Fast forward a week and I find myself donning a GPS and heading into the warm-up area to scamper around with the rest of the women waiting for our second leg runner to come storming into the arena. Rasa handed off to me in 41st and with almost a kilometer of marked route to the start triangle I turned on the turbo jets. The third leg had no forking which meant that we were all supposed to be going to the same controls. Right off the bat, though, I didn't like the attack that the others were taking for the first control. It's one of the tricky things about relays; you want to use the pack as much as possible to aid your orienteering and speed, but you have to have the confidence to know when the train is running off the tracks and abandon ship! From the moment that I spiked the first control I was in the zone and taking no prisoners! I was navigating while leading an entire train of girls, calm as a cucumber and loving it! It wasn't until the 6th control, when I caught another pack of girls, that I realized how hard I had been running, how great this race was going, and how exhausted I was!
|The live GPS tracking!|
Unfortunately, that's where my concentration cracked and I had a few small troubles at the end of the race but I was still able to hand off to Annika in 15th place! Annika and Cat went on to run superb races and we finished in 10th/disqualified place... there was a bit of a sticky situation about an out-of-bounds area but nobody is really sure how it's going to finish. Whether we were first, tenth, fortieth, or disqualified, though, it doesn't really matter.

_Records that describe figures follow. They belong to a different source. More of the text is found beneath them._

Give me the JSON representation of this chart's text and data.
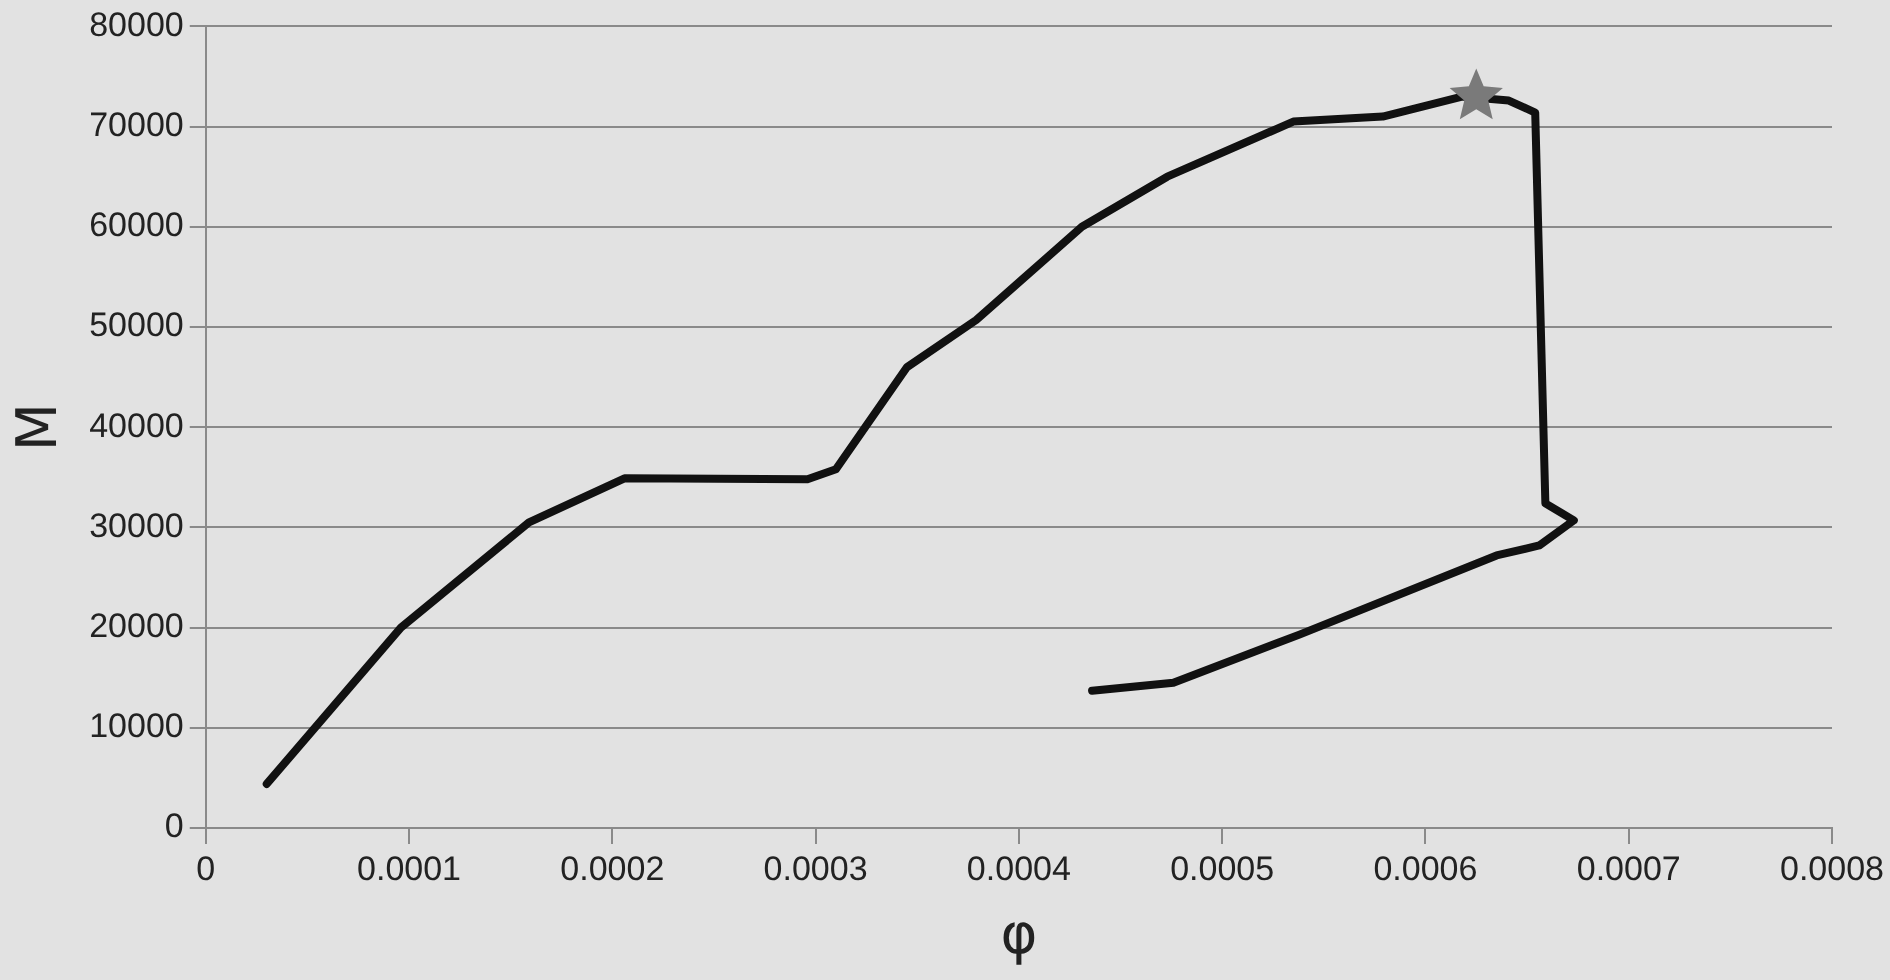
{
  "chart_data": {
    "type": "line",
    "xlabel": "φ",
    "ylabel": "M",
    "xlim": [
      0,
      0.0008
    ],
    "xticks": [
      0,
      0.0001,
      0.0002,
      0.0003,
      0.0004,
      0.0005,
      0.0006,
      0.0007,
      0.0008
    ],
    "ylim": [
      0,
      80000
    ],
    "yticks": [
      0,
      10000,
      20000,
      30000,
      40000,
      50000,
      60000,
      70000,
      80000
    ],
    "grid": "y",
    "legend": false,
    "series": [
      {
        "type": "line",
        "color": "#111111",
        "marker": "none",
        "line_style": "solid",
        "x": [
          3e-05,
          9.6e-05,
          0.000159,
          0.000206,
          0.000296,
          0.00031,
          0.000345,
          0.000379,
          0.000431,
          0.000473,
          0.000535,
          0.000579,
          0.000618,
          0.000641,
          0.000654,
          0.000659,
          0.000673,
          0.000656,
          0.000635,
          0.000538,
          0.000476,
          0.000436
        ],
        "values": [
          4400,
          20000,
          30500,
          34900,
          34800,
          35800,
          46000,
          50700,
          60000,
          65000,
          70500,
          71000,
          73000,
          72600,
          71400,
          32400,
          30700,
          28200,
          27200,
          19300,
          14500,
          13700
        ]
      },
      {
        "type": "scatter",
        "color": "#7a7a7a",
        "marker": "star",
        "x": [
          0.000625
        ],
        "values": [
          73000
        ]
      }
    ]
  }
}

What's really important is the passion and commitment that each one of us put into all of the training before 10mila right through to the race itself! All of us poured our heart into representing OK Linné as best we could and I think it really showed. I feel so privileged to have run with such amazing women and I hope to do it much more in the near future! I've had the most spectacular month living and training in Uppsala with the most incredible group of people! As I'm sitting here watching yet another sunrise I'm already dreaming about the next time I'll be in this airport but with clean clothes packed in my suitcase and striding out of the doors excited to get to another sensational Linné training!
Note: the title is one of the more important Swedish phrases that I learned during my month-long stay. At this rate, I'll most likely be fluent by the year 2052 (but at least I’ll never go hungry)!